A machine learning model, gradient-boosted decision trees, trained to differentiate between children that were diagnosed with asthma at 3 years (N = 80 for nasal and 56 for gut) and healthy controls (N = 1327 for nasal and 479 for gut). Prediction accuracy was evaluated by using held-out samples unused during training. A) receiver operating characteristic curves using different combinations of predictor variables as shown (see supplementary Table S5 for true vs. predicted values). B) Feature importance plot for the “nasal microbiome trajectories” prediction of asthma at 3 years (red curve in panel A), colored by phylum; circle size corresponds to the prevalence of this feature in the data. C) receiver operating characteristic curves using the gut microbiome at 3 months, gut microbiome at 1-year, gut microbiome trajectories and gut microbiome trajectories with milk components (HMOs, fatty acids, immune factors). D) Feature importance plot for the “gut microbiome trajectories” prediction of asthma at 3 years (red curve in panel C), colored by phylum; circle size corresponds to the prevalence of this feature in the data.
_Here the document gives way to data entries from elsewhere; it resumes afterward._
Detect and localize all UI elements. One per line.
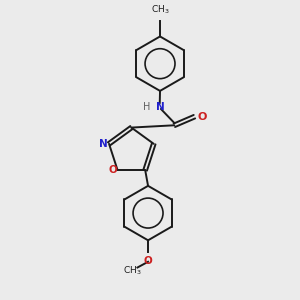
Text: N: N <box>100 139 108 149</box>
Text: O: O <box>198 112 207 122</box>
Text: N: N <box>156 102 164 112</box>
Text: H: H <box>143 102 151 112</box>
Text: O: O <box>109 165 118 175</box>
Text: CH$_3$: CH$_3$ <box>151 4 169 16</box>
Text: O: O <box>144 256 152 266</box>
Text: CH$_3$: CH$_3$ <box>123 264 142 277</box>
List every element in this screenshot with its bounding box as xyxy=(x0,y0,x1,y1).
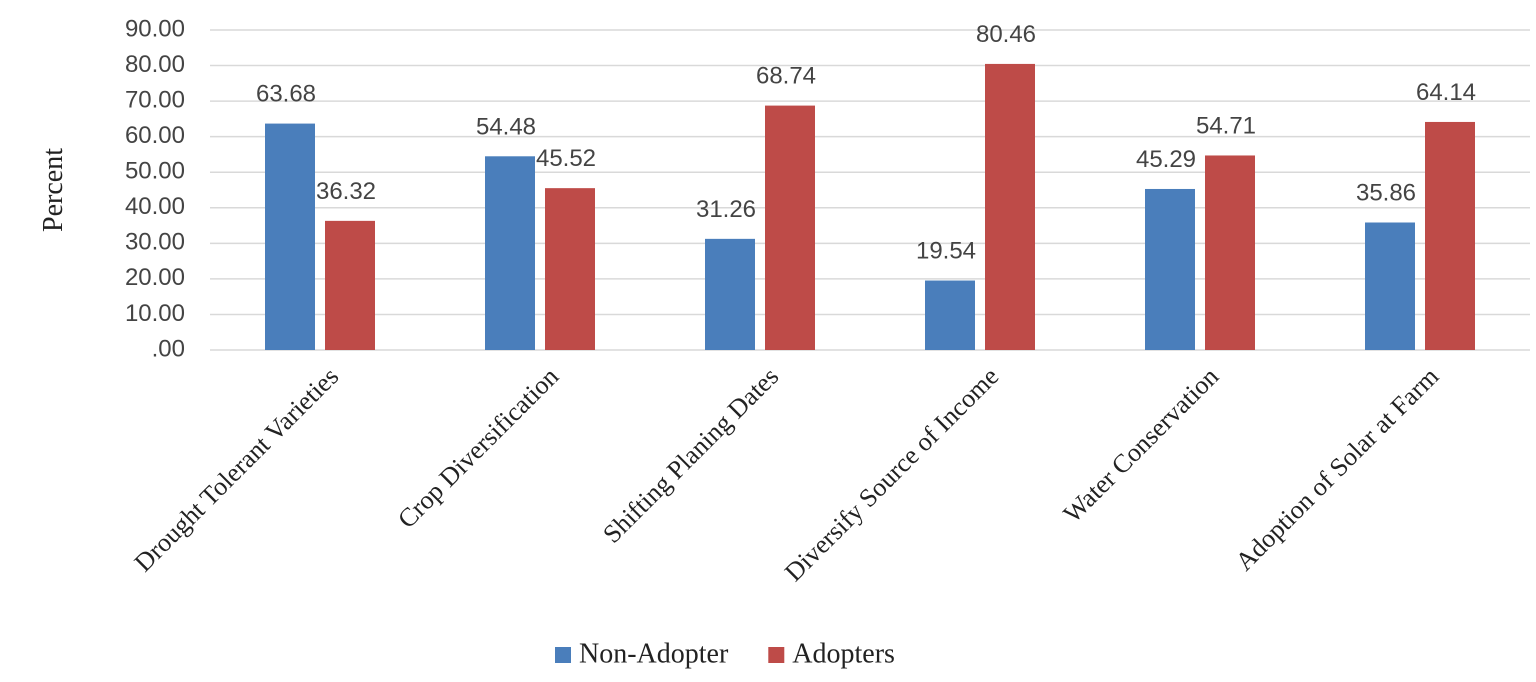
legend-swatch xyxy=(555,647,571,663)
value-label: 45.29 xyxy=(1136,146,1196,173)
y-tick-label: 70.00 xyxy=(125,86,185,113)
value-label: 36.32 xyxy=(316,178,376,205)
y-tick-label: .00 xyxy=(152,335,185,362)
y-tick-label: 90.00 xyxy=(125,15,185,42)
value-label: 35.86 xyxy=(1356,179,1416,206)
bar xyxy=(485,156,535,350)
x-tick-label: Water Conservation xyxy=(1058,362,1225,529)
value-label: 64.14 xyxy=(1416,79,1476,106)
bar xyxy=(1365,222,1415,350)
value-label: 31.26 xyxy=(696,196,756,223)
bar xyxy=(1205,155,1255,350)
value-label: 19.54 xyxy=(916,238,976,265)
legend-label: Non-Adopter xyxy=(579,638,729,669)
bar xyxy=(925,280,975,350)
bar xyxy=(765,105,815,350)
value-label: 54.48 xyxy=(476,113,536,140)
value-label: 63.68 xyxy=(256,81,316,108)
y-tick-label: 50.00 xyxy=(125,158,185,185)
x-tick-label: Diversify Source of Income xyxy=(779,362,1004,587)
x-tick-label: Adoption of Solar at Farm xyxy=(1230,362,1445,577)
bar xyxy=(265,123,315,351)
bar xyxy=(545,188,595,350)
y-tick-label: 20.00 xyxy=(125,264,185,291)
legend-swatch xyxy=(768,647,785,663)
bar xyxy=(985,63,1035,351)
legend-label: Adopters xyxy=(792,638,895,669)
y-tick-label: 80.00 xyxy=(125,51,185,78)
x-tick-label: Shifting Planing Dates xyxy=(597,362,784,549)
value-label: 45.52 xyxy=(536,145,596,172)
x-tick-label: Crop Diversification xyxy=(392,362,564,534)
bar xyxy=(1425,121,1475,351)
bar xyxy=(705,238,755,350)
y-tick-label: 40.00 xyxy=(125,193,185,220)
y-tick-label: 60.00 xyxy=(125,122,185,149)
y-tick-label: 30.00 xyxy=(125,229,185,256)
x-tick-label: Drought Tolerant Varieties xyxy=(129,362,345,578)
bar xyxy=(325,220,375,350)
value-label: 54.71 xyxy=(1196,112,1256,139)
y-tick-label: 10.00 xyxy=(125,300,185,327)
y-axis-title: Percent xyxy=(38,148,69,232)
bar xyxy=(1145,188,1195,350)
value-label: 80.46 xyxy=(976,21,1036,48)
value-label: 68.74 xyxy=(756,63,816,90)
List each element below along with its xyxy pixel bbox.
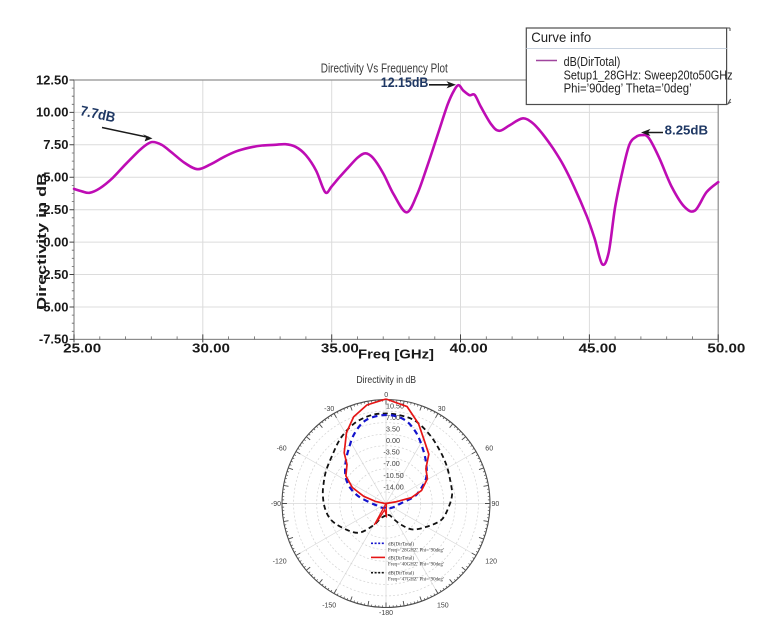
svg-text:30.00: 30.00 [192,341,230,356]
svg-text:2.50: 2.50 [43,202,68,217]
svg-text:-180: -180 [379,610,393,617]
svg-text:3.50: 3.50 [386,425,400,434]
svg-text:60: 60 [485,446,493,453]
svg-text:0: 0 [384,392,388,399]
svg-text:-7.50: -7.50 [39,332,69,347]
svg-text:Freq=’28GHZ’ Phi=’90deg’: Freq=’28GHZ’ Phi=’90deg’ [388,548,445,553]
svg-text:8.25dB: 8.25dB [665,123,708,138]
svg-text:-5.00: -5.00 [39,299,69,314]
svg-text:-30: -30 [324,406,334,413]
svg-text:40.00: 40.00 [450,341,488,356]
svg-text:10.50: 10.50 [386,402,404,411]
svg-text:Setup1_28GHz: Sweep20to50GHz: Setup1_28GHz: Sweep20to50GHz [564,67,733,82]
svg-text:7.00: 7.00 [386,413,400,422]
svg-text:dB(DirTotal): dB(DirTotal) [564,54,621,69]
svg-text:30: 30 [438,406,446,413]
svg-text:Directivity in dB: Directivity in dB [35,173,49,310]
svg-text:-60: -60 [277,446,287,453]
svg-text:-10.50: -10.50 [383,471,403,480]
svg-text:-120: -120 [273,559,287,566]
svg-text:50.00: 50.00 [707,341,745,356]
svg-text:Directivity in dB: Directivity in dB [356,374,416,386]
svg-text:-7.00: -7.00 [383,459,399,468]
svg-text:150: 150 [437,603,449,610]
svg-text:5.00: 5.00 [43,170,68,185]
svg-text:Freq [GHz]: Freq [GHz] [358,347,434,362]
svg-text:dB(DirTotal): dB(DirTotal) [388,542,414,547]
svg-text:10.00: 10.00 [36,105,69,120]
svg-text:12.50: 12.50 [36,72,69,87]
svg-text:12.15dB: 12.15dB [381,75,429,90]
svg-text:90: 90 [492,501,500,508]
svg-text:Curve info: Curve info [531,29,591,45]
svg-text:Freq=’40GHZ’ Phi=’90deg’: Freq=’40GHZ’ Phi=’90deg’ [388,562,445,567]
svg-text:120: 120 [485,559,497,566]
svg-text:-14.00: -14.00 [383,482,403,491]
svg-text:Freq=’47GHZ’ Phi=’90deg’: Freq=’47GHZ’ Phi=’90deg’ [388,578,445,583]
svg-text:45.00: 45.00 [579,341,617,356]
svg-text:7.50: 7.50 [43,137,68,152]
svg-text:dB(DirTotal): dB(DirTotal) [388,572,414,577]
svg-text:Phi=’90deg’ Theta=’0deg’: Phi=’90deg’ Theta=’0deg’ [564,81,692,96]
svg-text:0.00: 0.00 [43,234,68,249]
svg-text:0.00: 0.00 [386,436,400,445]
svg-text:25.00: 25.00 [63,341,101,356]
svg-text:dB(DirTotal): dB(DirTotal) [388,556,414,561]
svg-text:-90: -90 [271,501,281,508]
svg-text:-2.50: -2.50 [39,267,69,282]
svg-text:7.7dB: 7.7dB [79,103,117,126]
svg-text:Directivity Vs Frequency Plot: Directivity Vs Frequency Plot [321,61,448,76]
svg-text:-3.50: -3.50 [383,448,399,457]
svg-text:35.00: 35.00 [321,341,359,356]
svg-text:-150: -150 [322,603,336,610]
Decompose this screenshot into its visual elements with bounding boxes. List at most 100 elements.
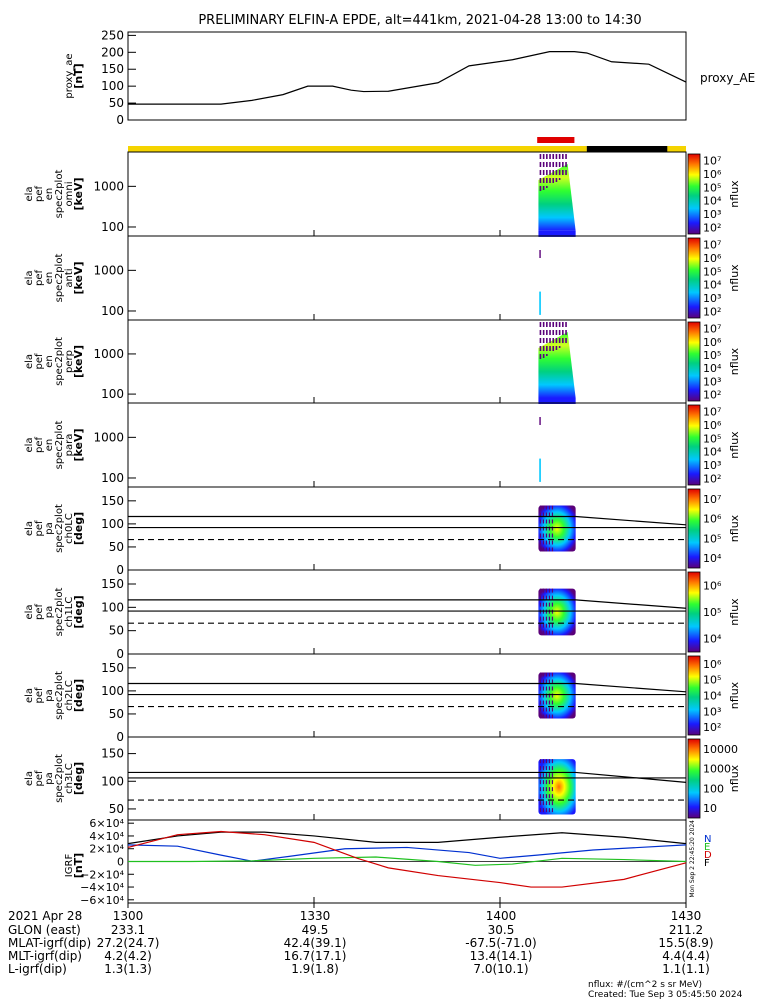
panel-8-ylabel-5: [deg] [72, 762, 85, 795]
eph-row-mlt-v1: 16.7(17.1) [284, 949, 347, 963]
eph-row-l-v0: 1.3(1.3) [104, 962, 152, 976]
panel-6-ytick-label-3: 150 [101, 577, 124, 591]
panel-1-ylabel-3: spec2plot [54, 170, 65, 219]
panel-7-ytick-label-1: 50 [109, 707, 124, 721]
eph-row-mlt-v0: 4.2(4.2) [104, 949, 152, 963]
panel-3-ylabel-0: ela [24, 354, 35, 369]
panel-7-cb-tick-3: 10⁵ [703, 674, 721, 687]
panel-6-ylabel-3: spec2plot [54, 588, 65, 637]
panel-5-cb-tick-1: 10⁵ [703, 532, 721, 545]
panel-2-ylabel-5: [keV] [72, 261, 85, 294]
panel-1-cb-tick-5: 10⁷ [703, 155, 721, 168]
panel-7-cb-label: nflux [728, 681, 741, 709]
eph-row-l-label: L-igrf(dip) [8, 962, 67, 976]
footer-units: nflux: #/(cm^2 s sr MeV) [588, 980, 702, 990]
panel-4-cb-tick-4: 10⁶ [703, 419, 722, 432]
panel-7-ytick-label-3: 150 [101, 661, 124, 675]
panel-8-cb-label: nflux [728, 764, 741, 792]
panel-2-ylabel-1: pef [34, 270, 45, 287]
eph-row-date-v0: 1300 [113, 909, 144, 923]
panel-2-cb-tick-4: 10⁶ [703, 252, 722, 265]
status-red-marker [537, 137, 575, 143]
panel-4-ylabel-5: [keV] [72, 428, 85, 461]
eph-row-date-label: 2021 Apr 28 [8, 909, 82, 923]
panel-1-frame [127, 151, 687, 237]
status-segment-1 [586, 146, 668, 152]
panel-1-ytick-label-0: 100 [101, 220, 124, 234]
panel-4-ylabel-0: ela [24, 437, 35, 452]
igrf-series-N [127, 844, 687, 862]
igrf-legend-D: D [704, 850, 712, 861]
panel-3-cb-tick-4: 10⁶ [703, 336, 722, 349]
panel-1-ylabel-0: ela [24, 186, 35, 201]
panel-6-ytick-label-0: 0 [116, 647, 124, 661]
proxy-ae-ylabel-1: [nT] [72, 63, 85, 88]
igrf-series-E [128, 856, 687, 866]
panel-3-frame [127, 319, 687, 404]
panel-4-ylabel-2: en [44, 439, 55, 452]
panel-1-cb-tick-2: 10⁴ [703, 195, 722, 208]
panel-1-cb-tick-1: 10³ [703, 208, 721, 221]
panel-3-cb-tick-3: 10⁵ [703, 349, 721, 362]
panel-2-ylabel-3: spec2plot [54, 254, 65, 303]
panel-3-ylabel-3: spec2plot [54, 337, 65, 386]
eph-row-date-v1: 1330 [300, 909, 331, 923]
igrf-series-D [127, 830, 687, 888]
proxy-ae-ytick-label-1: 50 [109, 96, 124, 110]
igrf-ytick-label-0: −6×10⁴ [80, 894, 124, 907]
panel-8-ylabel-0: ela [24, 771, 35, 786]
panel-4-cb-tick-3: 10⁵ [703, 432, 721, 445]
panel-2-cb-tick-2: 10⁴ [703, 279, 722, 292]
panel-8-ytick-label-1: 100 [101, 774, 124, 788]
panel-5-ytick-label-2: 100 [101, 517, 124, 531]
igrf-side-note: Mon Sep 2 22:45:20 2024 [689, 820, 696, 898]
eph-row-glon-v2: 30.5 [488, 923, 515, 937]
panel-7-cb-tick-1: 10³ [703, 705, 721, 718]
panel-7-cb-tick-2: 10⁴ [703, 690, 722, 703]
igrf-ytick-label-5: 4×10⁴ [89, 830, 124, 843]
footer-created: Created: Tue Sep 3 05:45:50 2024 [588, 990, 743, 1000]
eph-row-mlt-label: MLT-igrf(dip) [8, 949, 82, 963]
panel-1-cb-label: nflux [728, 180, 741, 208]
proxy-ae-line [128, 51, 687, 105]
panel-5-cb-label: nflux [728, 514, 741, 542]
panel-2-frame [127, 235, 687, 321]
panel-3-ylabel-2: en [44, 355, 55, 368]
panel-5-colorbar [687, 488, 701, 569]
panel-6-ytick-label-2: 100 [101, 600, 124, 614]
panel-8-cb-tick-3: 10000 [703, 743, 738, 756]
eph-row-mlat-v3: 15.5(8.9) [658, 936, 713, 950]
panel-2-colorbar [687, 237, 701, 319]
panel-3-ytick-label-1: 1000 [93, 347, 124, 361]
panel-5-ylabel-2: pa [44, 522, 55, 534]
panel-8-ytick-label-2: 150 [101, 747, 124, 761]
panel-5-losscone-upper [128, 515, 687, 526]
igrf-legend-E: E [704, 842, 710, 853]
panel-2-ytick-label-1: 1000 [93, 263, 124, 277]
panel-5-ylabel-4: ch0LC [64, 513, 75, 544]
panel-3-cb-tick-5: 10⁷ [703, 323, 721, 336]
panel-6-ylabel-2: pa [44, 606, 55, 618]
panel-8-ylabel-4: ch3LC [64, 763, 75, 794]
panel-4-cb-tick-5: 10⁷ [703, 406, 721, 419]
panel-5-cb-tick-3: 10⁷ [703, 493, 721, 506]
panel-1-ylabel-1: pef [34, 186, 45, 203]
igrf-ytick-label-1: −4×10⁴ [80, 881, 124, 894]
panel-3-cb-tick-2: 10⁴ [703, 362, 722, 375]
panel-7-colorbar [687, 655, 701, 736]
panel-6-losscone-upper [128, 599, 687, 609]
panel-1-colorbar [687, 153, 701, 235]
panel-4-ytick-label-1: 1000 [93, 430, 124, 444]
panel-6-cb-tick-1: 10⁵ [703, 606, 721, 619]
panel-7-ylabel-2: pa [44, 689, 55, 701]
igrf-legend-F: F [704, 858, 710, 869]
igrf-legend-N: N [704, 834, 711, 845]
eph-row-mlat-v0: 27.2(24.7) [97, 936, 160, 950]
panel-3-spectrum-blob [538, 332, 576, 398]
eph-row-l-v2: 7.0(10.1) [473, 962, 528, 976]
panel-3-cb-label: nflux [728, 347, 741, 375]
panel-8-cb-tick-0: 10 [703, 802, 717, 815]
panel-7-ylabel-1: pef [34, 687, 45, 704]
eph-row-mlat-v2: -67.5(-71.0) [465, 936, 536, 950]
panel-7-ytick-label-2: 100 [101, 684, 124, 698]
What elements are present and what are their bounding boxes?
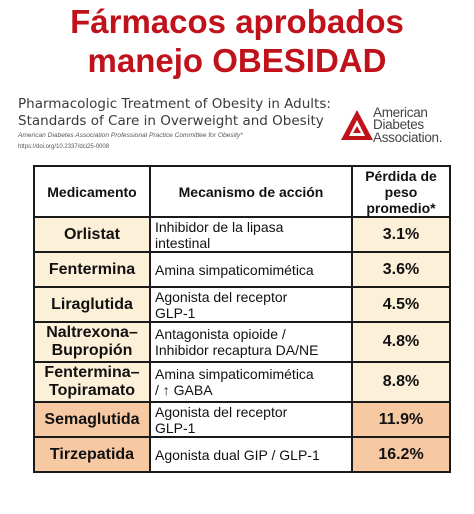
reference-title-line2: Standards of Care in Overweight and Obes… [18,113,324,129]
mechanism-line1: Amina simpaticomimética [155,366,314,382]
drug-name: Orlistat [33,216,151,253]
drug-name: Tirzepatida [33,436,151,473]
drug-name-line1: Fentermina [48,260,136,278]
ada-logo-line2: Diabetes [373,117,424,133]
table-row: Orlistat Inhibidor de la lipasa intestina… [33,216,451,253]
drug-weight-loss: 4.8% [351,321,451,363]
page-title-line1: Fármacos aprobados [70,3,404,40]
drug-name-line1: Naltrexona– [46,324,138,341]
reference-title-line1: Pharmacologic Treatment of Obesity in Ad… [18,96,331,112]
mechanism-line2: GLP-1 [155,419,196,436]
mechanism-line1: Agonista dual GIP / GLP-1 [155,446,320,463]
drug-mechanism: Agonista dual GIP / GLP-1 [149,436,353,473]
reference-authors: American Diabetes Association Profession… [18,132,243,139]
header-weight-loss: Pérdida de peso promedio* [351,165,451,218]
drug-weight-loss: 3.1% [351,216,451,253]
mechanism-line1: Amina simpaticomimética [155,261,314,278]
drug-mechanism: Antagonista opioide / Inhibidor recaptura… [149,321,353,363]
drug-name: Fentermina– Topiramato [33,361,151,403]
reference-doi: https://doi.org/10.2337/dci25-0008 [18,144,110,150]
table-row: Semaglutida Agonista del receptor GLP-1 1… [33,401,451,438]
header-drug: Medicamento [33,165,151,218]
drug-weight-loss: 8.8% [351,361,451,403]
drug-mechanism: Amina simpaticomimética [149,251,353,288]
table-row: Fentermina Amina simpaticomimética 3.6% [33,251,451,288]
drug-name-line1: Fentermina– [44,364,140,381]
drug-name: Semaglutida [33,401,151,438]
table-row: Fentermina– Topiramato Amina simpaticomim… [33,361,451,403]
mechanism-line1: Antagonista opioide / [155,326,286,342]
drug-mechanism: Agonista del receptor GLP-1 [149,286,353,323]
drug-name: Liraglutida [33,286,151,323]
mechanism-line2: GLP-1 [155,304,196,321]
drug-name-line1: Tirzepatida [49,445,135,463]
reference-title: Pharmacologic Treatment of Obesity in Ad… [18,96,338,130]
drug-name: Fentermina [33,251,151,288]
mechanism-line2: Inhibidor recaptura DA/NE [155,342,319,358]
drug-weight-loss: 4.5% [351,286,451,323]
drug-name-line1: Orlistat [63,225,120,243]
ada-logo-text: American Diabetes Association. [373,105,468,145]
table-row: Naltrexona– Bupropión Antagonista opioide… [33,321,451,363]
mechanism-line2: / ↑ GABA [155,382,213,398]
table-row: Tirzepatida Agonista dual GIP / GLP-1 16… [33,436,451,473]
header-loss-line2: peso [384,183,418,200]
drug-mechanism: Agonista del receptor GLP-1 [149,401,353,438]
table-row: Liraglutida Agonista del receptor GLP-1 4… [33,286,451,323]
table-header-row: Medicamento Mecanismo de acción Pérdida … [33,165,451,218]
ada-logo-line3: Association. [373,129,443,145]
header-mechanism: Mecanismo de acción [149,165,353,218]
drug-name-line1: Semaglutida [44,410,140,428]
drug-name-line2: Bupropión [51,342,133,359]
drug-weight-loss: 11.9% [351,401,451,438]
mechanism-line1: Agonista del receptor [155,403,288,420]
drug-weight-loss: 16.2% [351,436,451,473]
drug-name-line1: Liraglutida [51,295,133,313]
drug-weight-loss: 3.6% [351,251,451,288]
drug-name: Naltrexona– Bupropión [33,321,151,363]
mechanism-line1: Agonista del receptor [155,288,288,305]
drug-mechanism: Amina simpaticomimética / ↑ GABA [149,361,353,403]
header-loss-line3: promedio* [366,199,436,216]
drug-name-line2: Topiramato [49,382,135,399]
page-title-line2: manejo OBESIDAD [87,42,387,79]
ada-logo-line1: American [373,105,428,120]
drug-mechanism: Inhibidor de la lipasa intestinal [149,216,353,253]
header-loss-line1: Pérdida de [365,167,437,184]
mechanism-line1: Inhibidor de la lipasa [155,218,284,235]
drugs-table: Medicamento Mecanismo de acción Pérdida … [33,165,451,473]
mechanism-line2: intestinal [155,234,211,251]
ada-triangle-logo-icon [341,110,373,140]
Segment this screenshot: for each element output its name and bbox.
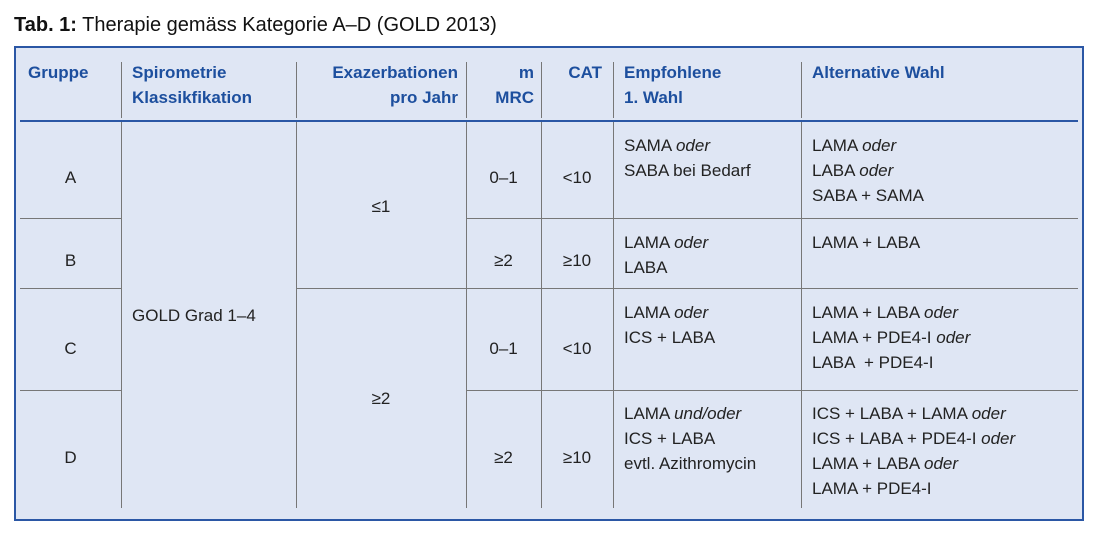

Figure 7.. Nasal and gut colonization patterns are associated with breastfeeding exclusivity and asthma in multivariate models and mediate the association between breastfeeding exclusivity and asthma.

A) Standardized beta-estimates with 95% confidence intervals for unadjusted and adjusted regression models for associations between a nasal or gut microbiota trajectory latent variable and 1) breastfeeding (nasal: exclusive n=794, partial n=517, No BM =234, gut: exclusive n=271, partial=205, No BM=79), and 2) asthma (nasal: healthy n=1236, asthma n=80, gut: healthy n=421, asthma n=56).The following potential confounders were included in adjusted models: antibiotics in the first year of life, older siblings, prenatal smoke, birth mode, maternal asthma, study center, R/E virus at 1 year, colds in the first 3 months, and infant age at 3-month sampling. Variable selection for latent constructs was informed based on univariate associations with both asthma and breastfeeding (Methods).. *p<0.05, **p<0.001 B) A structural equation model showing the mediating effects of nasal and gut microbiota trajectories on the association between breastfeeding exclusivity at 3 months and asthma at 3 years. Standardized beta-coefficients are reported, adjusted for all covariates listed, with p-values denoted by: *p<0.05, **p<0.001. Positive associations with microbiota trajectories indicate delayed microbiota colonization (Later), whereas negative associations indicate earlier colonization. Variable selection for latent constructs is done similarly to Fig. 7a (Methods). We included infants with data on both nasal and gut microbiota (34 infants with asthma, and 307 infants without asthma diagnosed at 3 years), and breastfeeding exclusivity was an ordered variable (exclusive, partial or no human milk at 3-month sampling). See Table S6 and Figure S9 for details, including both standardized and unstandardized estimates, and separate nasal and gut microbiota models.